90% of former employees can access old work accounts. Where does that leave your company security?
Out of that 90%, 45% of employees said they still retained access to confidential and highly confidential work data from previous jobs. To make matters worse, 49% of respondents said they successfully logged into their former work accounts. According to a survey done by Intermedia, your company security is far from safe when an employee leaves. But what are you doing about it?
It goes without saying that the best course of action is to always be prepared. That’s why creating a predetermined set of termination procedures is the best way to safeguard your company when employees leave. From revoking authorization to changing passwords, zbrella covers everything a good exit plan should include to truly maximize company security.
Establish Clear Policies
Start from square one and draw up a list of the most basic policies you can think of. Then, put them onto paper and into the office. Make sure policies prohibit former employees from accessing critical company information. Extensively outline the consequences if those rules are broken. Above all else, make it clear that any and all information, documentation, and/or data created by employees are the sole property of the company, current and post-employment. Creating a policy before termination lets everyone know where they stand in terms of accessing old company information and puts legal repercussions to reckless actions.
Sharing Isn’t Caring
As a rule of thumb, account for shared credentials in your general company policy. Make employees aware that sharing credentials will not be tolerated, as it increases the chances of internal and external threats tenfold. To double down on company security after an employee is gone, make sure current employees weren’t sharing credentials regardless of company policy. If they were, see to it that all shared credentials get updated passwords and login information. Try and enforce a strict no-share policy once all shared credentials have been wiped and updated.
Revoke All Accounts
It goes without saying, but revoke all former-employee accounts. Too often companies fail to follow-up with former employees and allow login portals and accounts to sit unmonitored. Once an employee is no longer with your company, follow-up on all accounts. Remember to revoke access to Cloud accounts, as well. These can be easy to overlook as they are remote and therefore out of sight.
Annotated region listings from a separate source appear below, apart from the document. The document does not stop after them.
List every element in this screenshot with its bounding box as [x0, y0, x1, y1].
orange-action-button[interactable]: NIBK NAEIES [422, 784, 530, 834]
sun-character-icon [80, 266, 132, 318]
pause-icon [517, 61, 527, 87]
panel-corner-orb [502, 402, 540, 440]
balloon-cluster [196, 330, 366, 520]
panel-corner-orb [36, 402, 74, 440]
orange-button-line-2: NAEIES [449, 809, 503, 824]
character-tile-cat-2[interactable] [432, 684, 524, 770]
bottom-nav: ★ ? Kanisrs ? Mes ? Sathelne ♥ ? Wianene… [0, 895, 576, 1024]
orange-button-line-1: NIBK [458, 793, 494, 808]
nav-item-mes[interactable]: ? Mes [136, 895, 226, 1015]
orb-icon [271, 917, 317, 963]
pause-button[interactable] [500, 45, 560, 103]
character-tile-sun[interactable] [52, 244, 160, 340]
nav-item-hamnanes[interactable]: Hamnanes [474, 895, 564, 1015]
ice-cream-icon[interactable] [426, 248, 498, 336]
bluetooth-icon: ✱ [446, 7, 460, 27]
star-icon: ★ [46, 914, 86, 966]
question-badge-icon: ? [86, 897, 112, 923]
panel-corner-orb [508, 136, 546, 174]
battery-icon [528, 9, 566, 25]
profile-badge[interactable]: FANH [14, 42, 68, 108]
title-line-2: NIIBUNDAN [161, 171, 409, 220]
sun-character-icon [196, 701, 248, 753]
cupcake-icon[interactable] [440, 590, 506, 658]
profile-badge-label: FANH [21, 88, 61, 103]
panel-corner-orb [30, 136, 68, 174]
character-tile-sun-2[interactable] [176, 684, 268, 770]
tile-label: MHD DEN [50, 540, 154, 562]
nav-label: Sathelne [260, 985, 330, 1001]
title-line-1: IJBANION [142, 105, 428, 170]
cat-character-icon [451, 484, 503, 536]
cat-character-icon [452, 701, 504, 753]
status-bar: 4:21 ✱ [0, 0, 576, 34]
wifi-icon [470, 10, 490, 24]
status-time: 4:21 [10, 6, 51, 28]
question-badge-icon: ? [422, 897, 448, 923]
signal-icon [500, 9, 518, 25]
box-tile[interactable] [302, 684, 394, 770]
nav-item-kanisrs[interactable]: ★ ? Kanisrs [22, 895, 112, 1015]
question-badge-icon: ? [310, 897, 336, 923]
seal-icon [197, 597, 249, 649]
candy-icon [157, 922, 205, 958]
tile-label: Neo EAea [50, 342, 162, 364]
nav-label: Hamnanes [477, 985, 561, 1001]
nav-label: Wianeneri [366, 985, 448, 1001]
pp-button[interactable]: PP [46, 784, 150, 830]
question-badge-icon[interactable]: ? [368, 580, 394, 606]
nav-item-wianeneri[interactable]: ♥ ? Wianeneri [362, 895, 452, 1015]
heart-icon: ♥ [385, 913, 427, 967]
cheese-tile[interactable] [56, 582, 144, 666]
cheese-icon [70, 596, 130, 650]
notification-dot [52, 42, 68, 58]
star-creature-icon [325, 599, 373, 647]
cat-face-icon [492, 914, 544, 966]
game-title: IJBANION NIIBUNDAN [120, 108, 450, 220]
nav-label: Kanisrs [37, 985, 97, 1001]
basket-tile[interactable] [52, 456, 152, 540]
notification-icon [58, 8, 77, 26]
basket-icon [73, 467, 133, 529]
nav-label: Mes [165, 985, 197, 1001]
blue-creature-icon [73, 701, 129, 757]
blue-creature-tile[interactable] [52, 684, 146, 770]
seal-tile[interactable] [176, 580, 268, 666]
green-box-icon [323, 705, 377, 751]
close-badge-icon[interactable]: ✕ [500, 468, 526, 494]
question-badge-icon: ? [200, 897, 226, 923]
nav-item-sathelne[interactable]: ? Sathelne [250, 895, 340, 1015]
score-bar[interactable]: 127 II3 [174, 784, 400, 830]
Include a running list of every Cloud service currently in-use at your company, and make sure the respective credentials are revoked, too.
Automate, Automate, Automate
Implementing automation into your company will save you a world of trouble and time when an employee leaves. There are tools that exist that can automate a company’s entire technology infrastructure to hand-tailor exactly what you want automated in the workplace. To get the most from an automation system, have your IT team implement something that will automatically make the small changes that are often overlooked when an employee leaves. Tasks we have already mentioned, like revoking employee access to company accounts, changing passwords, and removing shared credentials can be automated to streamline the process of losing an employee. You can also lock an employee’s resources. Automation removes the time spent on manual changes and implements the steps you need to take when an employee leaves immediately.
Use Mobile Device Management
Even if you adhere to all the tips and tricks in the book, it can be difficult to cover everything. That’s why it’s important to protect your data across all platforms, especially on your mobile devices. A layered security approach is a great strategy to protect company data even when it is on an employee’s mobile device. Oftentimes when an employee leaves, tons of company data remain on their mobile devices among their own personal information, too. This can make it difficult to sort through and delete vital company info. A layered security approach allows you to safely wipe business data without physically having to repossess an employee’s mobile devices.